Forbidden Unless
Authorized
November 2, 1999
Advocates of stronger centralized
government, who want to minimize the powers of state and
local governments, often cite Daniel Webster as their ideological
progenitor. They cite especially his famous 1830 Senate speech, the
Second Reply to Hayne, with its climactic cry:
Liberty and Union, now and forever, one and
inseparable!
Robert Hayne of South Carolina
spoke for Southern interests, which the South felt were being
injured by oppressive federal tariffs that served the interests of
Northern industry. South Carolina claimed the right to
nullify, within its borders, any federal law it deemed
unconstitutional.

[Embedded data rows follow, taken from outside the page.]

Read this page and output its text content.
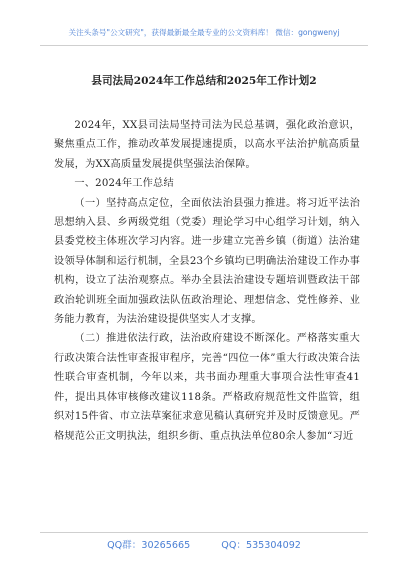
关注头条号"公文研究"，获得最新最全最专业的公文资料库！ 微信：gongwenyj
县司法局2024年工作总结和2025年工作计划2

2024年，XX县司法局坚持司法为民总基调，强化政治意识，聚焦重点工作，推动改革发展提速提质，以高水平法治护航高质量发展，为XX高质量发展提供坚强法治保障。

一、2024年工作总结

（一）坚持高点定位，全面依法治县强力推进。将习近平法治思想纳入县、乡两级党组（党委）理论学习中心组学习计划，纳入县委党校主体班次学习内容。进一步建立完善乡镇（街道）法治建设领导体制和运行机制，全县23个乡镇均已明确法治建设工作办事机构，设立了法治观察点。举办全县法治建设专题培训暨政法干部政治轮训班全面加强政法队伍政治理论、理想信念、党性修养、业务能力教育，为法治建设提供坚实人才支撑。

（二）推进依法行政，法治政府建设不断深化。严格落实重大行政决策合法性审查报审程序，完善“四位一体”重大行政决策合法性联合审查机制，今年以来，共书面办理重大事项合法性审查41件，提出具体审核修改建议118条。严格政府规范性文件监管，组织对15件省、市立法草案征求意见稿认真研究并及时反馈意见。严格规范公正文明执法，组织乡街、重点执法单位80余人参加“习近

QQ群：30265665	QQ：535304092
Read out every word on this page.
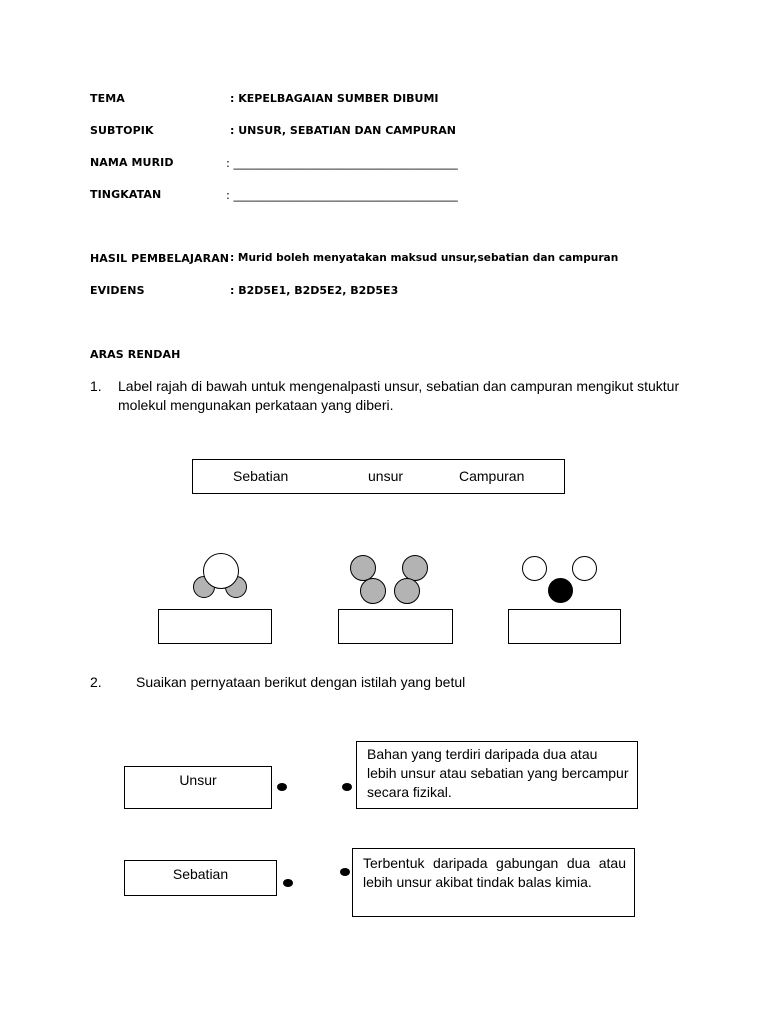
TEMA	: KEPELBAGAIAN SUMBER DIBUMI
SUBTOPIK	: UNSUR, SEBATIAN DAN CAMPURAN
NAMA MURID	: _______________________________________
TINGKATAN	: _______________________________________
HASIL PEMBELAJARAN : Murid boleh menyatakan maksud unsur,sebatian dan campuran
EVIDENS	: B2D5E1, B2D5E2, B2D5E3
ARAS RENDAH
1. Label rajah di bawah untuk mengenalpasti unsur, sebatian dan campuran mengikut stuktur molekul mengunakan perkataan yang diberi.
Sebatian	unsur	Campuran
2. Suaikan pernyataan berikut dengan istilah yang betul
Unsur
Bahan yang terdiri daripada dua atau lebih unsur atau sebatian yang bercampur secara fizikal.
Sebatian
Terbentuk daripada gabungan dua atau lebih unsur akibat tindak balas kimia.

The South asserted that the state governments
were prior to the federal government, a view that would eventually
lead to secession.
In reply, Webster (representing
Massachusetts) denied that the federal government was the
creature of the state governments; it was, he insisted,
the independent offspring of the popular will. Lincoln
and other centralizers would later appeal to this idea to deny the
right of secession.
But if you read the whole
speech, you find that Webster was far from being a headlong
centralizer. Though he argued that the states must finally be
subordinate to the federal government, he firmly supported the
principle that the federal government must not exceed the specific
powers the Constitution confers on it, since the Constitution,
speaking as We the People, is the definitive
expression of the popular will.
The people ... erected
this [federal] government, Webster said. They gave it
a Constitution, and in that Constitution they have enumerated the
powers which they bestow on it. They have made it a limited
government. They have defined its authority. They have restrained it
to the exercise of such powers as are granted; and all others, they
declare, are reserved to the states or the people. The last
sentence deliberately echoes the Tenth Amendment, the bane of all
centralizers.
Webster added: I admit
that it is a government of strictly limited powers; of enumerated,
specified, and particularized powers; and that whatever is not
granted, is withheld. This was the common doctrine of the
Constitution; most presidents before Lincoln reaffirmed it in their
inaugural addresses.
Lincoln himself was inhibited
by this principle. In his first inaugural address he admitted that the
federal government had no power to touch slavery in the states
where it already existed; he even added that he had no objection to a
constitutional amendment to that effect. He hesitated for more than
a year over the Emancipation Proclamation, since he had no clear
constitutional power to issue it.
Webster argued that no state
could assume the right and power of declaring federal laws
unconstitutional. He insisted that the federal government alone
could settle questions of constitutionality, in the final
decision of the Supreme Court.
Websters position, now
accepted by most people, contradicted the warning of Thomas
Jefferson that the federal government must never be allowed to
decide the extent of its own powers. After all, the Constitution was
written not only to authorize the federal government, but to restrain
it; and its own courts would naturally tend to construe its powers
broadly.
How, then, could the American
people resist federal oppression? Webster acknowledged the right of
revolution, but said this right belonged to the people,
not to the state legislatures. This too would later supply Lincoln
with a basis for denying the legality of secession.
In essence, Webster was
willing to trust the U.S. Supreme Court to rule impartially between
the claims of the federal government and those of the states. But
what is noteworthy is that he didnt claim unlimited power
for the federal government; he merely asserted that the American
people had, in the Constitution itself, given it sovereign power to
resolve constitutional questions.
Still, Webster would be a big
disappointment to his latter-day admirers. His argument explicitly
leaves intact the first principle of American federalism: that the
federal government is forbidden to exercise any powers not
specifically assigned to it.
This
forbidden-unless-authorized principle survived even the Civil War,
for a time. But eventually Congress and the Supreme Court learned to
take full advantage of constitutional loopholes and ambiguities
just as Jefferson had forewarned. If Daniel Webster were
alive today, he would owe Tom Jefferson a large apology.